Selon Hegel, nous devons nous placer au point de vue du sujet au cours de son développement. C’est le prolétariat. Mais il doit se développer au milieu de contradictions. Ce qui signifie qu’il doit se scinder et se réunir à nouveau. Par conséquent, notre devoir consiste à faire continuellement des scissions pour nous réunir à nouveau. Lénine a dit autre chose dans son livre Que faire? Il a dit que la classe ouvrière ne pouvait se faire elle-même une idéologie socialiste et que, au premier stade de développement, les intellectuels apportaient cette idéologie au prolétariat, c’est-à-dire qu’il était nécessaire d’organiser des révolutionnaires professionnels, autrement dit des intellectuels révolutionnaires. Par conséquent, il faut former au Japon des groupes d’intellectuels marxistes et ne pas encore aller aux masses (alors qu’il y a déjà aujourd’hui au Japon un véritable mouvement die masses). C’est de cette façon que le camarade K... (qui a renoncé lui-même aujourd’hui aussi bien à la propagande de ses conceptions qu’à ses conceptions mêmes) s’était bâti, avec Hegel et Lénine, toute une théorie sectaire qui a entravé pendant une longue période le développement de tout le parti.
D’autre part, le cadre ouvrier du Parti communiste japonais sentait instinctivement que tout ce bric à brac théorique ne correspondait en aucune façon aux besoins actuels du mouvement de masse. C’est pourquoi la partie ouvrière du parti protesta instinctivement. Mais, chargée du sujet se développant lui-même et de tout un tas d’autres idioties, elle ne pouvait formuler sa théorie et quelques groupes tombèrent à l’autre extrémité et pour un peu, afin de se rapprocher des masses, ils auraient soutenu la nécessité de liquider le parti communiste comme parti indépendant du prolétariat japonais.
L’Internationale Communiste a aidé les camarades japonais à dominer leur malaise idéologique et politique et à se fixer une ligne politique exacte. S’ils arrivent à réaliser cette ligne, nous pouvons nous attendre à des succès importants pour le mouvement. Au Japon, nous avons aussi bien les conditions de la révolution agraire que les conditions de la révolution prolétarienne. Actuellement, les masses se mobilisent. Les organisations de masse des ouvriers et des paysans grandissent. Nous avons ainsi le terrain (tout prêt pour la transformation du Parti communiste japonais en un parti de masse révolutionnaire du prolétariat.
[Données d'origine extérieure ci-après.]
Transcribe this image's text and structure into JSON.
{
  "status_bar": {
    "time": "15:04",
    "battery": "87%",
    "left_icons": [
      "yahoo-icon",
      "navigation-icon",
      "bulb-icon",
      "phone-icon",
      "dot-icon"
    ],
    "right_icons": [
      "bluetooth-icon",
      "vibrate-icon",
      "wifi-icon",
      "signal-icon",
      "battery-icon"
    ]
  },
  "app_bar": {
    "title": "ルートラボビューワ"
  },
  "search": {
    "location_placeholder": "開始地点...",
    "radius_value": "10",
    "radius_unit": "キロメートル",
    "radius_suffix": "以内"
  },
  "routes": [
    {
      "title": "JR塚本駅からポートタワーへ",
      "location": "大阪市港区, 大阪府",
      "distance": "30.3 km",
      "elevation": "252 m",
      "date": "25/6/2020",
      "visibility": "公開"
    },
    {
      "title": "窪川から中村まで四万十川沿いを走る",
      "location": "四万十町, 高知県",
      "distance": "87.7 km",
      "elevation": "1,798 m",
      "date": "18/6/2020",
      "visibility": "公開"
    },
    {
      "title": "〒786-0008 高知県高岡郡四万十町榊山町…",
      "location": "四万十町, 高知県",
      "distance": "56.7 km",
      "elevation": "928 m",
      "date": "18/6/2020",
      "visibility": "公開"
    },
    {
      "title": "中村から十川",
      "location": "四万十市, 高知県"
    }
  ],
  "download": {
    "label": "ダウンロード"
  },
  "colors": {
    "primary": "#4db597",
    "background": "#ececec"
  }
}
Nous avons eu, à l’Internationale Communiste, une peine infinie à surmonter les difficultés intérieures du parti polonais. Vous vous rappelez, camarades, que le Parti communiste polonais, tout entier, avec tous ses groupes et toutes ses fractions, commit, au moment du coup d’Etat de Pilsudski, une grande faute extrêmement opportuniste et que, lors du coup d’Etat de Pilsudski, il marcha derrière celui-ci. Non pas qu’il voulait le faire subjectivement, mais parce qu’il ne sut pas se tourner directement contre Pilsudski au moment où c’aurait été nécessaire. Je ne vous raconterai pas toutes les conceptions qui se sont fait jour lors de la discussion sur cette question. Dans l’ensemble, personne n’a cherché à justifier cette faute, aussi bien dans la conscience des larges masses des membres du parti que dans celle de la direction du parti. Le Comité exécutif de l’Internationale Communiste dut faire beaucoup d’efforts pour ramener une certaine tranquillité à l’intérieur du Parti communiste polonais et orienter l’attention du parti sur la solution des tâches les plus importantes qui attendent ce parti occupant un des postes les plus lourds en responsabilité qu’on puisse se représenter.
Le dernier congrès du parti a rétabli la ligne du parti dans le bon chemin et il a mis des bornes aux divergences d’opinions qui existaient, à l’intérieur du parti polonais et continuent à exister encore, malgré la résistance des fractions de droite et de gauche.
On peut cependant espérer que la lutte intérieure dans le parti s’apaisera peu à peu en présence des événements formidables qui nous attendent et des tâches colossales qui se posent en face du Parti communiste polonais.
Pour résumer tout ce travail, on peut voir une augmentation indubitable de l’influence politique de l’Internationale Communiste et de ses différentes sections, une montée des plus importantes sections européennes de l’Internationale et leur consolidation idéologique. Si nous demandons quelles sont les perspectives pour le développement des partis communistes, nous pouvons dire avec pleine certitude qu’il existe une base objective pour le développement ultérieur des partis communistes. En Europe, cette base, c’est la radicalisation de la classe ouvrière et l’aggravation incontestable de la lutte des classes. En Orient aussi, cette base pour notre développement existe, c’est surtout la renaissance et l’approfondissement de la grande révolution chinoise, le développement et l’aggravation des contradictions de classes et de la lutte contre l’impérialisme anglais aux Indes, la montée du mouvement révolutionnaire dans d’autres pays coloniaux et semi-coloniaux.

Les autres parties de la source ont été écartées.